I’m not so sure. Budget airlines (pretty much universally) seem intent on making the booking process a chore. To ensure they succeed they frustrate with the littlest of things. Like not giving customers the option of typing a destination and have it come up automatically to save time. They insist on using an outdated technology that has them scrolling through every one of their 60 destinations to click on the one a customer is flying to. Frustration mounts, so needlessly, I think to myself.
Mind your language
When a customer spend 5 minutes registering their details only to be rejected by the server, it’s only fair for them to be told the reason why.
In English.
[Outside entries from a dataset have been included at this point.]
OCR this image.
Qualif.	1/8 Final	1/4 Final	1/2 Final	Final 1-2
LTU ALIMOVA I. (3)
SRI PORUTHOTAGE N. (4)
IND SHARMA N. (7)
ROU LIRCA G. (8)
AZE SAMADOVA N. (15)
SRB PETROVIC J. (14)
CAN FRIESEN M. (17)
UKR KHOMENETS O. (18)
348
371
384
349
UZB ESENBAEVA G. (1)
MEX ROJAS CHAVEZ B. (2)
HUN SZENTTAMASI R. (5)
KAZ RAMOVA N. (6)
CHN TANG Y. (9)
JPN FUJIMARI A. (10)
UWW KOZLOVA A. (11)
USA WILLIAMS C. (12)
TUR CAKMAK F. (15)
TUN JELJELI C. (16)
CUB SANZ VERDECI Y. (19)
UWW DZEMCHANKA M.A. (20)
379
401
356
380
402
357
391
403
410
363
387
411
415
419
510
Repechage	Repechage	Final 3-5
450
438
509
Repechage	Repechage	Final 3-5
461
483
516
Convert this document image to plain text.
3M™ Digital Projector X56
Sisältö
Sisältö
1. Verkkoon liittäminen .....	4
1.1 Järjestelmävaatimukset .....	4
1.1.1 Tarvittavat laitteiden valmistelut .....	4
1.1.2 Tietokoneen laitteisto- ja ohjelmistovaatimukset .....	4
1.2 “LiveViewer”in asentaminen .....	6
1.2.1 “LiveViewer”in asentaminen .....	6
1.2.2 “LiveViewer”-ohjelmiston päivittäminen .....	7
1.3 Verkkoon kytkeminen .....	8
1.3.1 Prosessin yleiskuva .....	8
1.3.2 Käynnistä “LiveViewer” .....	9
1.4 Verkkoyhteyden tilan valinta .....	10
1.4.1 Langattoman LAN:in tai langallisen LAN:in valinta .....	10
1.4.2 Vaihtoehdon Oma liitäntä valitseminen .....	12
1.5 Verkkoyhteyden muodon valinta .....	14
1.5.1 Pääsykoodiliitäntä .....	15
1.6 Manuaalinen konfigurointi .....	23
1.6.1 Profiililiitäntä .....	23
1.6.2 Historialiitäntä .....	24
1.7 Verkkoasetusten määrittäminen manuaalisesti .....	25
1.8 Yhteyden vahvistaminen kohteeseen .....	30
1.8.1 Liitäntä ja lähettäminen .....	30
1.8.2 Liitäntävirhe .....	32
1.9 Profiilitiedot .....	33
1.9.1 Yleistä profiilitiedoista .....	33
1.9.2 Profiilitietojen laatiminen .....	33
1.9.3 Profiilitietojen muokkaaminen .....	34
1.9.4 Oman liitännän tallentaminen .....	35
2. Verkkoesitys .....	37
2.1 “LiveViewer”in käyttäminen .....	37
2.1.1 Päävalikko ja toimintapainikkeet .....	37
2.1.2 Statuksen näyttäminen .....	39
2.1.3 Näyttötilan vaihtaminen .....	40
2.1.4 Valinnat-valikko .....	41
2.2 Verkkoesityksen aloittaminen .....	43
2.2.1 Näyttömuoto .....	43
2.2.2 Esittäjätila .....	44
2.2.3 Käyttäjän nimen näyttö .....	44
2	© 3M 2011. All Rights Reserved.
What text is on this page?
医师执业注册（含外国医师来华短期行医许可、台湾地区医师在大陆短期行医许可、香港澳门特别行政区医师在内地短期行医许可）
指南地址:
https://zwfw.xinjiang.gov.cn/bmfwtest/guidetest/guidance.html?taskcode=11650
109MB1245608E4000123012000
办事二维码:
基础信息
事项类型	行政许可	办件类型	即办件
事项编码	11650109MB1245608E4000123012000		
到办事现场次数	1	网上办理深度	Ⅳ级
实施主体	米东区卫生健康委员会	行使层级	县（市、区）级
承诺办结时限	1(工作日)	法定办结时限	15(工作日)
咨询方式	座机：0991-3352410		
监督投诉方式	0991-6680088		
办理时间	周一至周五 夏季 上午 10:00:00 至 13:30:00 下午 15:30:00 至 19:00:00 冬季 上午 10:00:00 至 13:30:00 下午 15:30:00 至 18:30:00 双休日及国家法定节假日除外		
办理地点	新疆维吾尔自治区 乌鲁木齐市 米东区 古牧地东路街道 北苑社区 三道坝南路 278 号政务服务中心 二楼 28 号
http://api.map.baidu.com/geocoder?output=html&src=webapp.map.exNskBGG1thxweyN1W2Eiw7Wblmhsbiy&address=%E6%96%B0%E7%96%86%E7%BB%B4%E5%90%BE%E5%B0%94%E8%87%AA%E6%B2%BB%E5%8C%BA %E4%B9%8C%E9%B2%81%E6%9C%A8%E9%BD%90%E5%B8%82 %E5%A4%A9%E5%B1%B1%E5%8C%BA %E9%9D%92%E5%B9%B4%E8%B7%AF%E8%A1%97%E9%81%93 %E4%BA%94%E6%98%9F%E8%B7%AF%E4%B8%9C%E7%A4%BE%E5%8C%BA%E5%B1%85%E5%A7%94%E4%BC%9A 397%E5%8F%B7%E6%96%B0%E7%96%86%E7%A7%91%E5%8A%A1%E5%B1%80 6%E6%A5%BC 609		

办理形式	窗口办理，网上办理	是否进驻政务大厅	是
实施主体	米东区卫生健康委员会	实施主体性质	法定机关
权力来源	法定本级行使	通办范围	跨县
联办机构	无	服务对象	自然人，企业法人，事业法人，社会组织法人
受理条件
Or the language of their choice - which tech speak rarely is.
Chaps, avoid pop up messages like “exception: null or transient error.” They make no sense to customers, and one would be surprised if they did even to your staff.
Know where you’re going (or at least where your customers are)
I ask at the booking counter how long the flying time is to Phuket. I’m greeted with a stare as blank as a unused canvas. I ask if there is a departure tax payable at Phuket airport when a visitor leaves. The eyes widen, but that’s all that does. I am left to my own devices (my iphone and iPad) to better understand what I am up for once I reach my destination.
Sounds like a public airing of grievances?
In a way it is. In a way it’s also a free audit of service that if budget airlines were to consider, could help them significantly improve service. And have customers flying them not for the price they offer but for the experience.